Beijing censures passing of referendum law
( 2003-11-28 23:11) (China Daily)
Beijing has signalled strong opposition to Taipei's passage of a referendum law that finally creates a legal basis for future plebiscite on independence.
Although the bill falls short of allowing the Taiwan authorities to easily call an independence vote, it does give the island leader the power to hold an independence referendum in case of an "external threat.''
"We firmly oppose anybody who attempts to engage in separatist activities through referendum legislation,'' the Taiwan Affairs Office of the State Council said in a written statement on Friday.
"We will absolutely not allow anyone to try to split Taiwan from China.''
The office said the mainland has been deeply concerned over the referendum legislation and will continue to keep a close watch on developments.
The new comments from the top government body in charge of cross-Straits ties contrasted with its earlier pledge to respond with tougher action if Taiwan passed "a referendum law without restrictions.''
On Thursday, the "legislative yuan,'' the island's top legislature, rejected a radical version of the referendum bill proposed by Taiwan leader Chen Shui-bian's pro-independence Democratic Progressive Party.
Controlled by the opposition coalition, the "legislative yuan" managed to exclude the issues of sovereignty, territory and a proposed new constitution from the referendum process.
Lawmakers also dropped the most controversial part of the legislation -- a clause which explicitly states a referendum can be held on independence or on changing the island's name or flag, which Beijing says may trigger war.
The bill, however, has a clause offering the Taiwan leader the power to initiate a "defensive referendum'' on the island's sovereignty in the event of external threats to its security.

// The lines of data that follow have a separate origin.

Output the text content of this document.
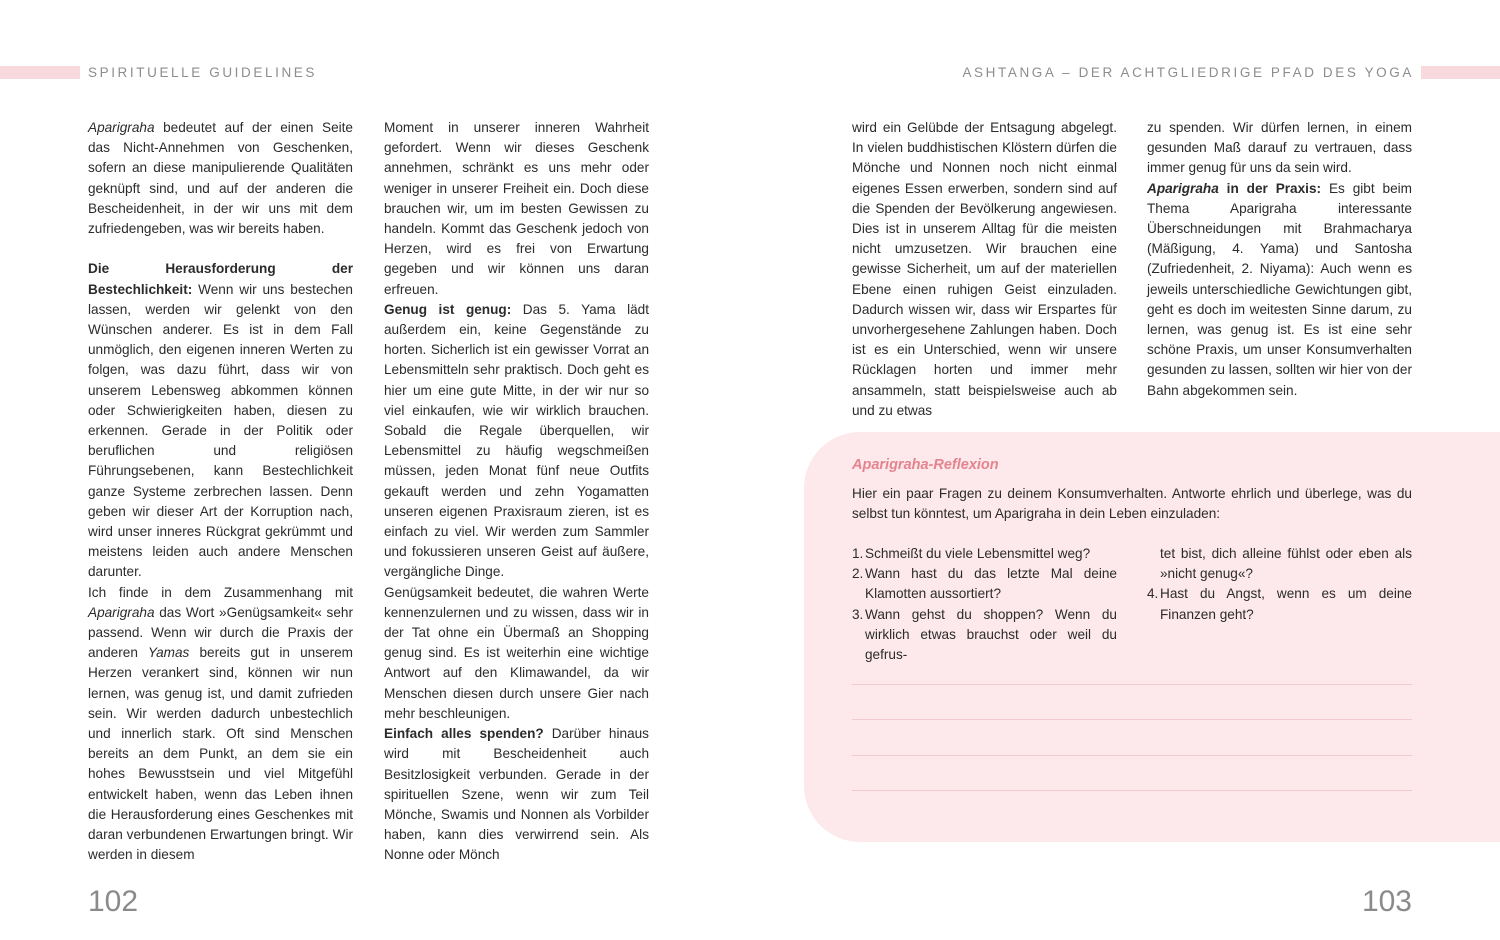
SPIRITUELLE GUIDELINES	ASHTANGA – DER ACHTGLIEDRIGE PFAD DES YOGA

Aparigraha bedeutet auf der einen Seite das Nicht-Annehmen von Geschenken, sofern an diese manipulierende Qualitäten geknüpft sind, und auf der anderen die Bescheidenheit, in der wir uns mit dem zufriedengeben, was wir bereits haben.

Die Herausforderung der Bestechlichkeit: Wenn wir uns bestechen lassen, werden wir gelenkt von den Wünschen anderer. Es ist in dem Fall unmöglich, den eigenen inneren Werten zu folgen, was dazu führt, dass wir von unserem Lebensweg abkommen können oder Schwierigkeiten haben, diesen zu erkennen. Gerade in der Politik oder beruflichen und religiösen Führungsebenen, kann Bestechlichkeit ganze Systeme zerbrechen lassen. Denn geben wir dieser Art der Korruption nach, wird unser inneres Rückgrat gekrümmt und meistens leiden auch andere Menschen darunter.

Ich finde in dem Zusammenhang mit Aparigraha das Wort »Genügsamkeit« sehr passend. Wenn wir durch die Praxis der anderen Yamas bereits gut in unserem Herzen verankert sind, können wir nun lernen, was genug ist, und damit zufrieden sein. Wir werden dadurch unbestechlich und innerlich stark. Oft sind Menschen bereits an dem Punkt, an dem sie ein hohes Bewusstsein und viel Mitgefühl entwickelt haben, wenn das Leben ihnen die Herausforderung eines Geschenkes mit daran verbundenen Erwartungen bringt. Wir werden in diesem

Moment in unserer inneren Wahrheit gefordert. Wenn wir dieses Geschenk annehmen, schränkt es uns mehr oder weniger in unserer Freiheit ein. Doch diese brauchen wir, um im besten Gewissen zu handeln. Kommt das Geschenk jedoch von Herzen, wird es frei von Erwartung gegeben und wir können uns daran erfreuen.

Genug ist genug: Das 5. Yama lädt außerdem ein, keine Gegenstände zu horten. Sicherlich ist ein gewisser Vorrat an Lebensmitteln sehr praktisch. Doch geht es hier um eine gute Mitte, in der wir nur so viel einkaufen, wie wir wirklich brauchen. Sobald die Regale überquellen, wir Lebensmittel zu häufig wegschmeißen müssen, jeden Monat fünf neue Outfits gekauft werden und zehn Yogamatten unseren eigenen Praxisraum zieren, ist es einfach zu viel. Wir werden zum Sammler und fokussieren unseren Geist auf äußere, vergängliche Dinge.

Genügsamkeit bedeutet, die wahren Werte kennenzulernen und zu wissen, dass wir in der Tat ohne ein Übermaß an Shopping genug sind. Es ist weiterhin eine wichtige Antwort auf den Klimawandel, da wir Menschen diesen durch unsere Gier nach mehr beschleunigen.

Einfach alles spenden? Darüber hinaus wird mit Bescheidenheit auch Besitzlosigkeit verbunden. Gerade in der spirituellen Szene, wenn wir zum Teil Mönche, Swamis und Nonnen als Vorbilder haben, kann dies verwirrend sein. Als Nonne oder Mönch

wird ein Gelübde der Entsagung abgelegt. In vielen buddhistischen Klöstern dürfen die Mönche und Nonnen noch nicht einmal eigenes Essen erwerben, sondern sind auf die Spenden der Bevölkerung angewiesen. Dies ist in unserem Alltag für die meisten nicht umzusetzen. Wir brauchen eine gewisse Sicherheit, um auf der materiellen Ebene einen ruhigen Geist einzuladen. Dadurch wissen wir, dass wir Erspartes für unvorhergesehene Zahlungen haben. Doch ist es ein Unterschied, wenn wir unsere Rücklagen horten und immer mehr ansammeln, statt beispielsweise auch ab und zu etwas

zu spenden. Wir dürfen lernen, in einem gesunden Maß darauf zu vertrauen, dass immer genug für uns da sein wird.

Aparigraha in der Praxis: Es gibt beim Thema Aparigraha interessante Überschneidungen mit Brahmacharya (Mäßigung, 4. Yama) und Santosha (Zufriedenheit, 2. Niyama): Auch wenn es jeweils unterschiedliche Gewichtungen gibt, geht es doch im weitesten Sinne darum, zu lernen, was genug ist. Es ist eine sehr schöne Praxis, um unser Konsumverhalten gesunden zu lassen, sollten wir hier von der Bahn abgekommen sein.

Aparigraha-Reflexion
Hier ein paar Fragen zu deinem Konsumverhalten. Antworte ehrlich und überlege, was du selbst tun könntest, um Aparigraha in dein Leben einzuladen:
1. Schmeißt du viele Lebensmittel weg?
2. Wann hast du das letzte Mal deine Klamotten aussortiert?
3. Wann gehst du shoppen? Wenn du wirklich etwas brauchst oder weil du gefrus-
tet bist, dich alleine fühlst oder eben als »nicht genug«?
4. Hast du Angst, wenn es um deine Finanzen geht?
102	103
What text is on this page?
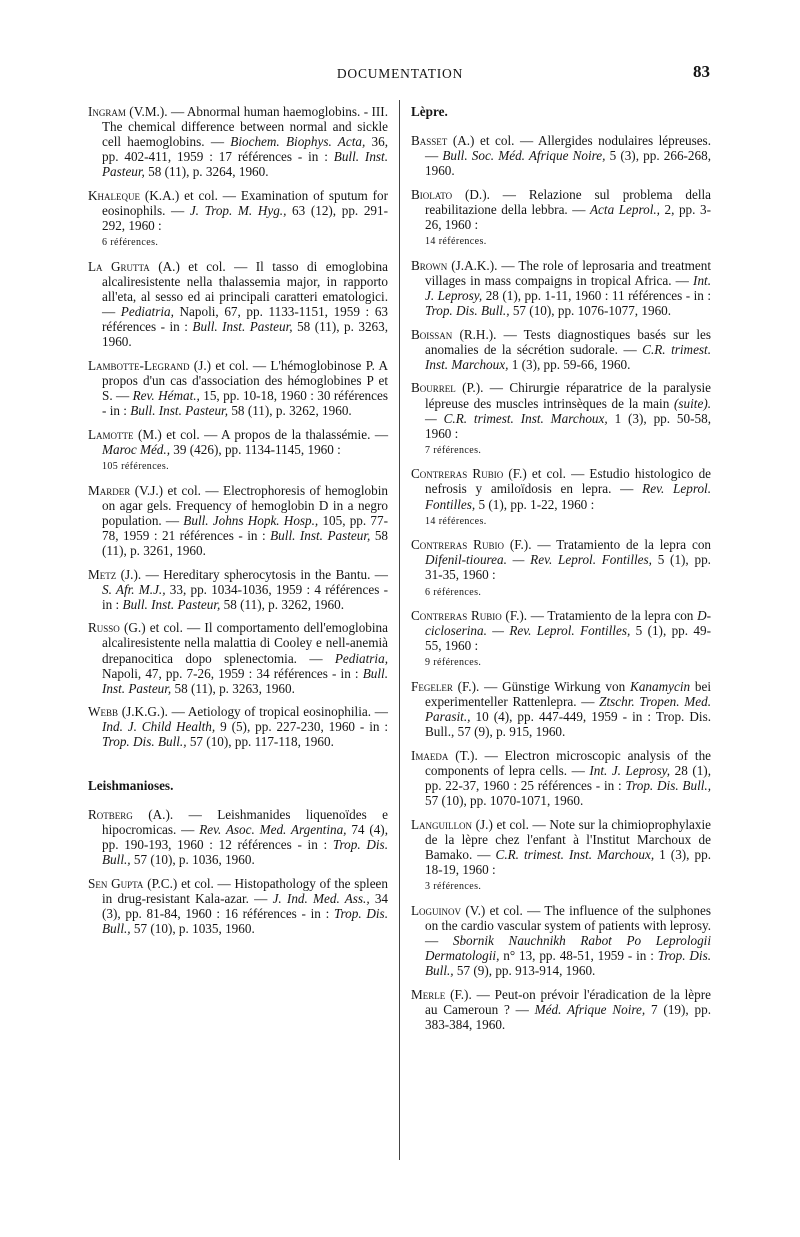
DOCUMENTATION	83

Ingram (V.M.). — Abnormal human haemoglobins. - III. The chemical difference between normal and sickle cell haemoglobins. — Biochem. Biophys. Acta, 36, pp. 402-411, 1959 : 17 références - in : Bull. Inst. Pasteur, 58 (11), p. 3264, 1960.

Khaleque (K.A.) et col. — Examination of sputum for eosinophils. — J. Trop. M. Hyg., 63 (12), pp. 291-292, 1960 :
6 références.

La Grutta (A.) et col. — Il tasso di emoglobina alcaliresistente nella thalassemia major, in rapporto all'eta, al sesso ed ai principali caratteri ematologici. — Pediatria, Napoli, 67, pp. 1133-1151, 1959 : 63 références - in : Bull. Inst. Pasteur, 58 (11), p. 3263, 1960.

Lambotte-Legrand (J.) et col. — L'hémoglobinose P. A propos d'un cas d'association des hémoglobines P et S. — Rev. Hémat., 15, pp. 10-18, 1960 : 30 références - in : Bull. Inst. Pasteur, 58 (11), p. 3262, 1960.

Lamotte (M.) et col. — A propos de la thalassémie. — Maroc Méd., 39 (426), pp. 1134-1145, 1960 :
105 références.

Marder (V.J.) et col. — Electrophoresis of hemoglobin on agar gels. Frequency of hemoglobin D in a negro population. — Bull. Johns Hopk. Hosp., 105, pp. 77-78, 1959 : 21 références - in : Bull. Inst. Pasteur, 58 (11), p. 3261, 1960.

Metz (J.). — Hereditary spherocytosis in the Bantu. — S. Afr. M.J., 33, pp. 1034-1036, 1959 : 4 références - in : Bull. Inst. Pasteur, 58 (11), p. 3262, 1960.

Russo (G.) et col. — Il comportamento dell'emoglobina alcaliresistente nella malattia di Cooley e nell-anemià drepanocitica dopo splenectomia. — Pediatria, Napoli, 47, pp. 7-26, 1959 : 34 références - in : Bull. Inst. Pasteur, 58 (11), p. 3263, 1960.

Webb (J.K.G.). — Aetiology of tropical eosinophilia. — Ind. J. Child Health, 9 (5), pp. 227-230, 1960 - in : Trop. Dis. Bull., 57 (10), pp. 117-118, 1960.

Leishmanioses.

Rotberg (A.). — Leishmanides liquenoïdes e hipocromicas. — Rev. Asoc. Med. Argentina, 74 (4), pp. 190-193, 1960 : 12 références - in : Trop. Dis. Bull., 57 (10), p. 1036, 1960.

Sen Gupta (P.C.) et col. — Histopathology of the spleen in drug-resistant Kala-azar. — J. Ind. Med. Ass., 34 (3), pp. 81-84, 1960 : 16 références - in : Trop. Dis. Bull., 57 (10), p. 1035, 1960.

Lèpre.

Basset (A.) et col. — Allergides nodulaires lépreuses. — Bull. Soc. Méd. Afrique Noire, 5 (3), pp. 266-268, 1960.

Biolato (D.). — Relazione sul problema della reabilitazione della lebbra. — Acta Leprol., 2, pp. 3-26, 1960 :
14 références.

Brown (J.A.K.). — The role of leprosaria and treatment villages in mass compaigns in tropical Africa. — Int. J. Leprosy, 28 (1), pp. 1-11, 1960 : 11 références - in : Trop. Dis. Bull., 57 (10), pp. 1076-1077, 1960.

Boissan (R.H.). — Tests diagnostiques basés sur les anomalies de la sécrétion sudorale. — C.R. trimest. Inst. Marchoux, 1 (3), pp. 59-66, 1960.

Bourrel (P.). — Chirurgie réparatrice de la paralysie lépreuse des muscles intrinsèques de la main (suite). — C.R. trimest. Inst. Marchoux, 1 (3), pp. 50-58, 1960 :
7 références.

Contreras Rubio (F.) et col. — Estudio histologico de nefrosis y amiloïdosis en lepra. — Rev. Leprol. Fontilles, 5 (1), pp. 1-22, 1960 :
14 références.

Contreras Rubio (F.). — Tratamiento de la lepra con Difenil-tiourea. — Rev. Leprol. Fontilles, 5 (1), pp. 31-35, 1960 :
6 références.

Contreras Rubio (F.). — Tratamiento de la lepra con D-cicloserina. — Rev. Leprol. Fontilles, 5 (1), pp. 49-55, 1960 :
9 références.

Fegeler (F.). — Günstige Wirkung von Kanamycin bei experimenteller Rattenlepra. — Ztschr. Tropen. Med. Parasit., 10 (4), pp. 447-449, 1959 - in : Trop. Dis. Bull., 57 (9), p. 915, 1960.

Imaeda (T.). — Electron microscopic analysis of the components of lepra cells. — Int. J. Leprosy, 28 (1), pp. 22-37, 1960 : 25 références - in : Trop. Dis. Bull., 57 (10), pp. 1070-1071, 1960.

Languillon (J.) et col. — Note sur la chimioprophylaxie de la lèpre chez l'enfant à l'Institut Marchoux de Bamako. — C.R. trimest. Inst. Marchoux, 1 (3), pp. 18-19, 1960 :
3 références.

Loguinov (V.) et col. — The influence of the sulphones on the cardio vascular system of patients with leprosy. — Sbornik Nauchnikh Rabot Po Leprologii Dermatologii, n° 13, pp. 48-51, 1959 - in : Trop. Dis. Bull., 57 (9), pp. 913-914, 1960.

Merle (F.). — Peut-on prévoir l'éradication de la lèpre au Cameroun ? — Méd. Afrique Noire, 7 (19), pp. 383-384, 1960.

The "defensive referendum'' clause, which spells out the possibility of a future independence vote, prompted the Taiwan Affair Office to reiterate Beijing's long-standing one-China principle.
It states there is only one China, Taiwan is an inseparable part of Chinese territory and China's sovereignty and territorial integrity allows no separation.
Although Taipei avoided a showdown with the mainland ahead of the island's March 2004 "presidential'' elections, mainland experts on Taiwan studies expressed deep concern over the approval of the new law.
Xu Shiquan, vice-chairman of the National Society of Taiwan Studies, said passing such a bill is bad news for cross-Straits relations.
"By legally paving the way for a future independence referendum, the bill may create more uncertainties and even crises in bilateral ties,'' the researcher told China Daily.
"It has led the die-hard separatist forces a step forward on the road of creeping independence and will impose a negative impact on the development of relations between Taiwan and the mainland."